La nageuse canadienne Taylor Ruck ramènera huit médailles d'Australie dans ses bagages.

Pluie de médailles pour Taylor Ruck

GOLD COAST — La jeune nageuse canadienne Taylor Ruck a décroché une huitième médaille dans la piscine des Jeux du Commonwealth et son nom sera maintenant gravé dans le grand livre d’histoire de l’événement.

L’athlète de 17 ans a participé à la conquête de la médaille d’argent du relais quatre nages, mardi en Australie, pour rejoindre son compatriote Ralph Tutton (1966) et les nageuses australiennes Susie O’Neill (1996) et Emily Seebohm (2010) comme détentrice du plus grand nombre de médailles pour une seule édition des Jeux.

«Pas même dans mes rêves les plus fous», a avoué Ruck lorsqu’on lui a demandé si elle s’attendait à de tels succès, elle qui a collectionné une médaille d’or, cinq d’argent et deux de bronze à Gold Coast.

Ruck a amélioré le record canadien chez les nageuses qui était détenu par Elaine Tanner (quatre médailles d’or et trois d’argent) en 1966 à Kingston, en Jamaïque. «Je suis tellement honorée d’avoir été capable de remporter autant de médailles. Ces Jeux ont été très amusants, et je suis tellement contente de les avoir terminés avec ces filles à mes côtés.»

L’Australie a encore une fois dominé dans la piscine avec 73 médailles (28 d’or, 21 d’argent et 24 bronze). Le Canada en a remporté 20 (3-10-7), dont cinq en paranatation. John Atkinson, le directeur haute performance à Natation Canada, a précisé que les prévisions à l’interne se situaient entre 14 et 18 médailles. Ruck a contribué à hausser ce total.

Penny Oleksiak, la grande vedette des Jeux de Rio, a été limitée à trois médailles et quelques déceptions. La Torontoise de 17 ans a mis la main sur trois médailles d’argent aux relais, mais elle ne s’est pas démarquée dans ses épreuves individuelles (quatrième aux 50 et 100 mètres papillon, cinquième au 100 m libre et septième au 200m libre).

Semenya domine... et continue de faire jaser

Sur la piste d’athlétisme, Caster Semenya a survolé le 1500 m, une domination sur la piste qui continue d’être accompagnée de controverses en raison de son hyper-androgénie, sécrétant naturellement trop de testostérone.

Âgée de 27 ans, l’athlète sud-africaine a déposé sans être inquiétée ses adversaires dans le dernier tour pour l’emporter en 4:00,71 devant la Kényane Beatrice Chepkoech (à 2,38) et la Galloise Melissa Courtney (à 2 ,73).
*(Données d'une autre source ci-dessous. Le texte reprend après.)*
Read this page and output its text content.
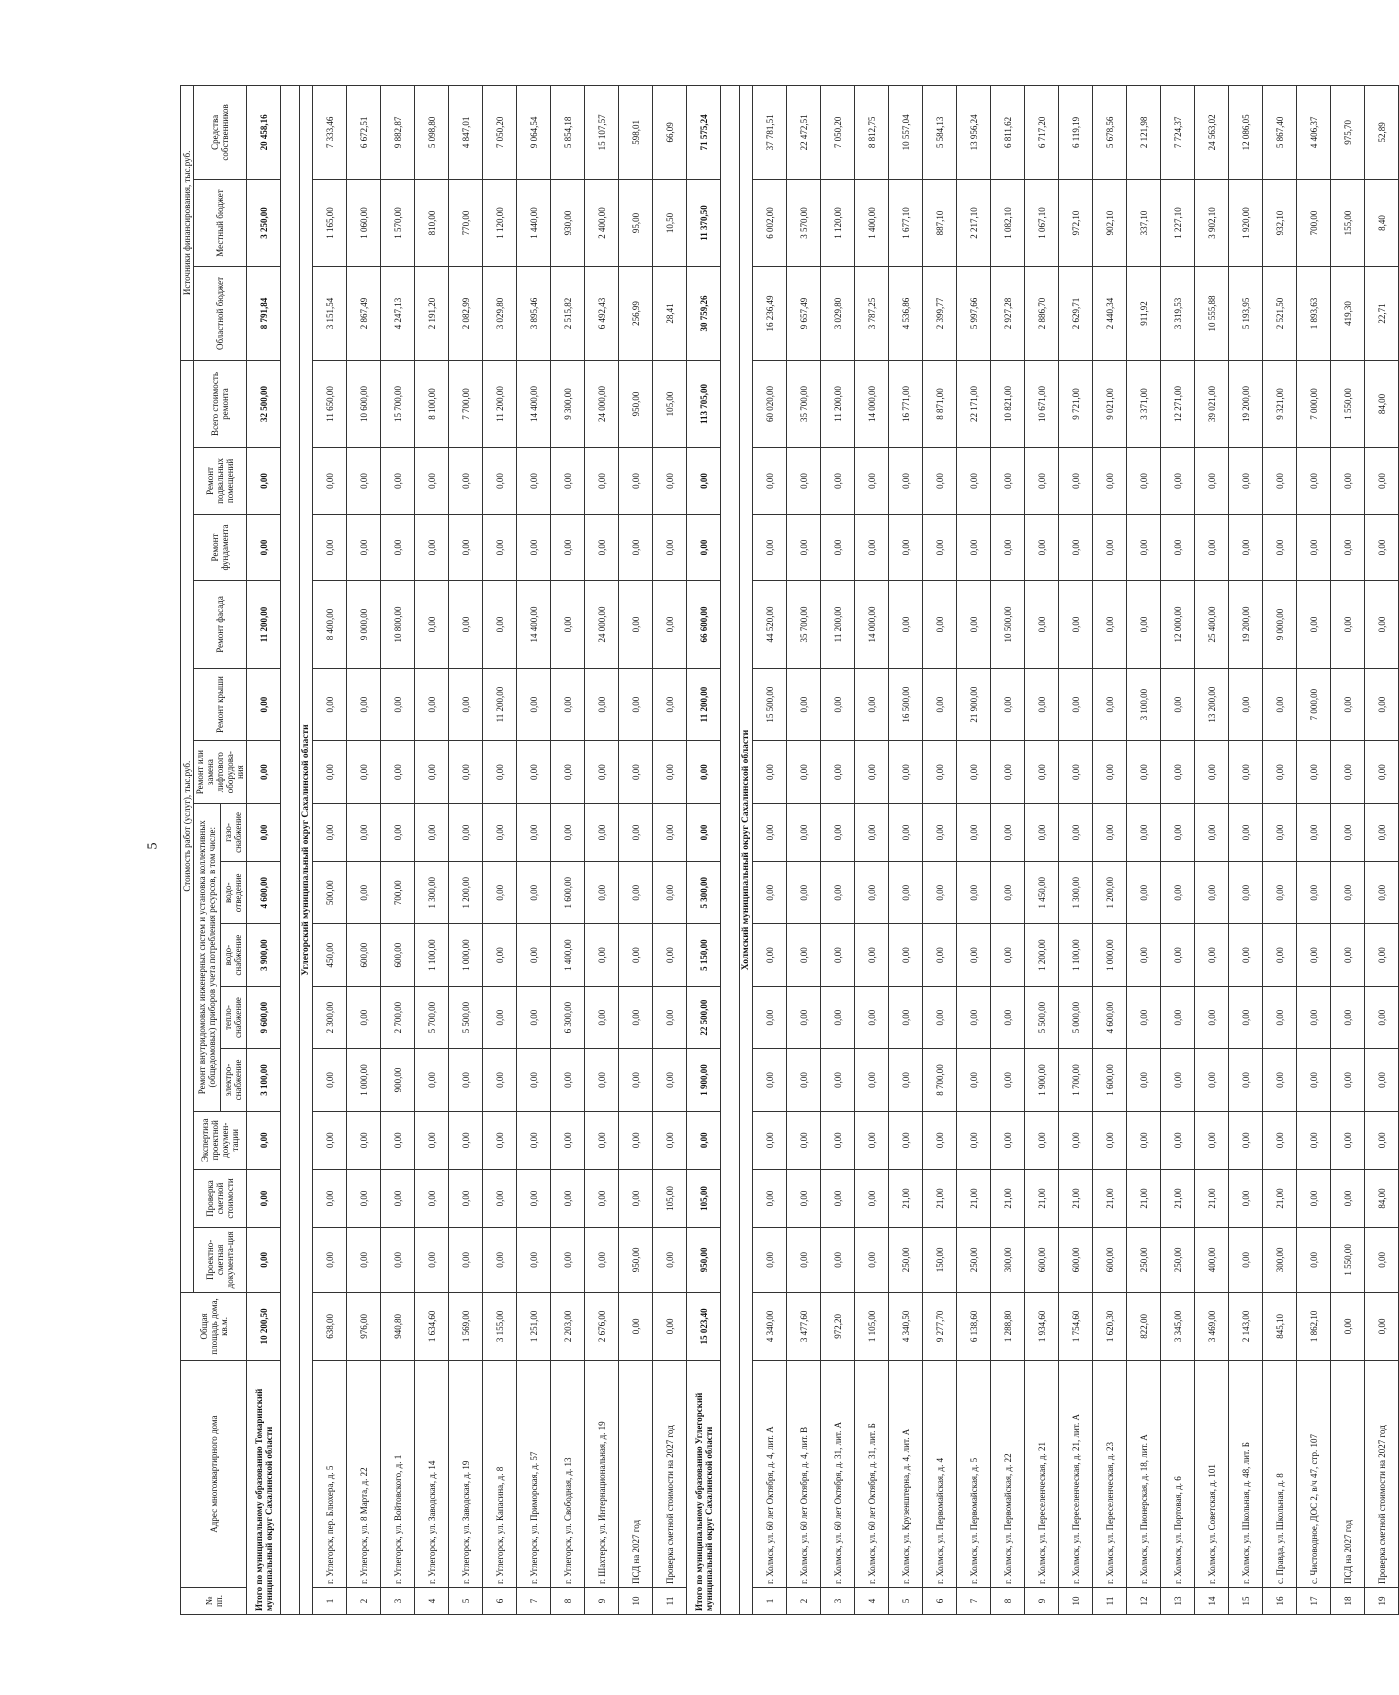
5
№ пп.	Адрес многоквартирного дома	Общая площадь дома, кв.м.	Стоимость работ (услуг), тыс.руб.														Источники финансирования, тыс.руб.		
			Проектно-сметная документа-ция	Проверка сметной стоимости	Экспертиза проектной докумен-тации	Ремонт внутридомовых инженерных систем и установка коллективных (общедомовых) приборов учета потребления ресурсов, в том числе:					Ремонт или замена лифтового оборудова-ния	Ремонт крыши	Ремонт фасада	Ремонт фундамента	Ремонт подвальных помещений	Всего стоимость ремонта	Областной бюджет	Местный бюджет	Средства собственников
						электро-снабжение	тепло-снабжение	водо-снабжение	водо-отведение	газо-снабжение									
Итого по муниципальному образованию Томаринский муниципальный округ Сахалинской области		10 200,50	0,00	0,00	0,00	3 100,00	9 600,00	3 900,00	4 600,00	0,00	0,00	0,00	11 200,00	0,00	0,00	32 500,00	8 791,84	3 250,00	20 458,16

Углегорский муниципальный округ Сахалинской области																			
1	г. Углегорск, пер. Блюхера, д. 5	638,00	0,00	0,00	0,00	0,00	2 300,00	450,00	500,00	0,00	0,00	0,00	8 400,00	0,00	0,00	11 650,00	3 151,54	1 165,00	7 333,46
2	г. Углегорск, ул. 8 Марта, д. 22	976,00	0,00	0,00	0,00	1 000,00	0,00	600,00	0,00	0,00	0,00	0,00	9 000,00	0,00	0,00	10 600,00	2 867,49	1 060,00	6 672,51
3	г. Углегорск, ул. Войтовского, д. 1	940,80	0,00	0,00	0,00	900,00	2 700,00	600,00	700,00	0,00	0,00	0,00	10 800,00	0,00	0,00	15 700,00	4 247,13	1 570,00	9 882,87
4	г. Углегорск, ул. Заводская, д. 14	1 634,60	0,00	0,00	0,00	0,00	5 700,00	1 100,00	1 300,00	0,00	0,00	0,00	0,00	0,00	0,00	8 100,00	2 191,20	810,00	5 098,80
5	г. Углегорск, ул. Заводская, д. 19	1 569,00	0,00	0,00	0,00	0,00	5 500,00	1 000,00	1 200,00	0,00	0,00	0,00	0,00	0,00	0,00	7 700,00	2 082,99	770,00	4 847,01
6	г. Углегорск, ул. Капасина, д. 8	3 155,00	0,00	0,00	0,00	0,00	0,00	0,00	0,00	0,00	0,00	11 200,00	0,00	0,00	0,00	11 200,00	3 029,80	1 120,00	7 050,20
7	г. Углегорск, ул. Приморская, д. 57	1 251,00	0,00	0,00	0,00	0,00	0,00	0,00	0,00	0,00	0,00	0,00	14 400,00	0,00	0,00	14 400,00	3 895,46	1 440,00	9 064,54
8	г. Углегорск, ул. Свободная, д. 13	2 203,00	0,00	0,00	0,00	0,00	6 300,00	1 400,00	1 600,00	0,00	0,00	0,00	0,00	0,00	0,00	9 300,00	2 515,82	930,00	5 854,18
9	г. Шахтерск, ул. Интернациональная, д. 19	2 676,00	0,00	0,00	0,00	0,00	0,00	0,00	0,00	0,00	0,00	0,00	24 000,00	0,00	0,00	24 000,00	6 492,43	2 400,00	15 107,57
10	ПСД на 2027 год	0,00	950,00	0,00	0,00	0,00	0,00	0,00	0,00	0,00	0,00	0,00	0,00	0,00	0,00	950,00	256,99	95,00	598,01
11	Проверка сметной стоимости на 2027 год	0,00	0,00	105,00	0,00	0,00	0,00	0,00	0,00	0,00	0,00	0,00	0,00	0,00	0,00	105,00	28,41	10,50	66,09
Итого по муниципальному образованию Углегорский муниципальный округ Сахалинской области		15 023,40	950,00	105,00	0,00	1 900,00	22 500,00	5 150,00	5 300,00	0,00	0,00	11 200,00	66 600,00	0,00	0,00	113 705,00	30 759,26	11 370,50	71 575,24

Холмский муниципальный округ Сахалинской области																			
1	г. Холмск, ул. 60 лет Октября, д. 4, лит. А	4 340,00	0,00	0,00	0,00	0,00	0,00	0,00	0,00	0,00	0,00	15 500,00	44 520,00	0,00	0,00	60 020,00	16 236,49	6 002,00	37 781,51
2	г. Холмск, ул. 60 лет Октября, д. 4, лит. В	3 477,60	0,00	0,00	0,00	0,00	0,00	0,00	0,00	0,00	0,00	0,00	35 700,00	0,00	0,00	35 700,00	9 657,49	3 570,00	22 472,51
3	г. Холмск, ул. 60 лет Октября, д. 31, лит. А	972,20	0,00	0,00	0,00	0,00	0,00	0,00	0,00	0,00	0,00	0,00	11 200,00	0,00	0,00	11 200,00	3 029,80	1 120,00	7 050,20
4	г. Холмск, ул. 60 лет Октября, д. 31, лит. Б	1 105,00	0,00	0,00	0,00	0,00	0,00	0,00	0,00	0,00	0,00	0,00	14 000,00	0,00	0,00	14 000,00	3 787,25	1 400,00	8 812,75
5	г. Холмск, ул. Крузенштерна, д. 4, лит. А	4 340,50	250,00	21,00	0,00	0,00	0,00	0,00	0,00	0,00	0,00	16 500,00	0,00	0,00	0,00	16 771,00	4 536,86	1 677,10	10 557,04
6	г. Холмск, ул. Первомайская, д. 4	9 277,70	150,00	21,00	0,00	8 700,00	0,00	0,00	0,00	0,00	0,00	0,00	0,00	0,00	0,00	8 871,00	2 399,77	887,10	5 584,13
7	г. Холмск, ул. Первомайская, д. 5	6 138,60	250,00	21,00	0,00	0,00	0,00	0,00	0,00	0,00	0,00	21 900,00	0,00	0,00	0,00	22 171,00	5 997,66	2 217,10	13 956,24
8	г. Холмск, ул. Первомайская, д. 22	1 288,80	300,00	21,00	0,00	0,00	0,00	0,00	0,00	0,00	0,00	0,00	10 500,00	0,00	0,00	10 821,00	2 927,28	1 082,10	6 811,62
9	г. Холмск, ул. Переселенческая, д. 21	1 934,60	600,00	21,00	0,00	1 900,00	5 500,00	1 200,00	1 450,00	0,00	0,00	0,00	0,00	0,00	0,00	10 671,00	2 886,70	1 067,10	6 717,20
10	г. Холмск, ул. Переселенческая, д. 21, лит. А	1 754,60	600,00	21,00	0,00	1 700,00	5 000,00	1 100,00	1 300,00	0,00	0,00	0,00	0,00	0,00	0,00	9 721,00	2 629,71	972,10	6 119,19
11	г. Холмск, ул. Переселенческая, д. 23	1 620,30	600,00	21,00	0,00	1 600,00	4 600,00	1 000,00	1 200,00	0,00	0,00	0,00	0,00	0,00	0,00	9 021,00	2 440,34	902,10	5 678,56
12	г. Холмск, ул. Пионерская, д. 18, лит. А	822,00	250,00	21,00	0,00	0,00	0,00	0,00	0,00	0,00	0,00	3 100,00	0,00	0,00	0,00	3 371,00	911,92	337,10	2 121,98
13	г. Холмск, ул. Портовая, д. 6	3 345,00	250,00	21,00	0,00	0,00	0,00	0,00	0,00	0,00	0,00	0,00	12 000,00	0,00	0,00	12 271,00	3 319,53	1 227,10	7 724,37
14	г. Холмск, ул. Советская, д. 101	3 469,00	400,00	21,00	0,00	0,00	0,00	0,00	0,00	0,00	0,00	13 200,00	25 400,00	0,00	0,00	39 021,00	10 555,88	3 902,10	24 563,02
15	г. Холмск, ул. Школьная, д. 48, лит. Б	2 143,00	0,00	0,00	0,00	0,00	0,00	0,00	0,00	0,00	0,00	0,00	19 200,00	0,00	0,00	19 200,00	5 193,95	1 920,00	12 086,05
16	с. Правда, ул. Школьная, д. 8	845,10	300,00	21,00	0,00	0,00	0,00	0,00	0,00	0,00	0,00	0,00	9 000,00	0,00	0,00	9 321,00	2 521,50	932,10	5 867,40
17	с. Чистоводное, ДОС 2, в/ч 47, стр. 107	1 862,10	0,00	0,00	0,00	0,00	0,00	0,00	0,00	0,00	0,00	7 000,00	0,00	0,00	0,00	7 000,00	1 893,63	700,00	4 406,37
18	ПСД на 2027 год	0,00	1 550,00	0,00	0,00	0,00	0,00	0,00	0,00	0,00	0,00	0,00	0,00	0,00	0,00	1 550,00	419,30	155,00	975,70
19	Проверка сметной стоимости на 2027 год	0,00	0,00	84,00	0,00	0,00	0,00	0,00	0,00	0,00	0,00	0,00	0,00	0,00	0,00	84,00	22,71	8,40	52,89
Elle améliore du même coup de 1,10 seconde le record d’Afrique du Sud établi en 1984 par sa glorieuse devancière Zola Budd, la coureuse aux pieds nus, et remporte ainsi sa première médaille aux Jeux du Commonwealth après ses titres mondiaux et olympiques sur le 800 m.

La Sud-Africaine Caster Semenya, toujours suivie par la controverse concernant son hyper-androgénie, a dominé le 1500 m.

«Je veux que tout le monde sache que les athlètes sud-africains sont là pour rester, je suis fière d’être Sud-Africaine. Nous sommes une grande nation et nous voulons le montrer au monde», a-t-elle déclaré.

La Fédération internationale d’athlétisme (IAAF) estime que les athlètes «hyper-androgènes», qui sécrètent naturellement trop de testostérone, une hormone mâle aussi utilisée comme produit dopant, sont favorisées. L’IAAF, qui a fourni des preuves scientifiques à l’appui de sa demande, souhaite donc que ces femmes suivent des traitements pour avoir le droit de participer aux compétitions.

Un temps suspendue, Semenya a ensuite été obligée de prendre des médicaments pour réduire son taux de testostérone. Ce règlement a été suspendu il y a deux ans par le TAS, saisi par une autre athlète hyper-androgène, l’Indienne Dutee Chand. Début janvier, le TAS a suspendu pour six mois de plus ce règlement.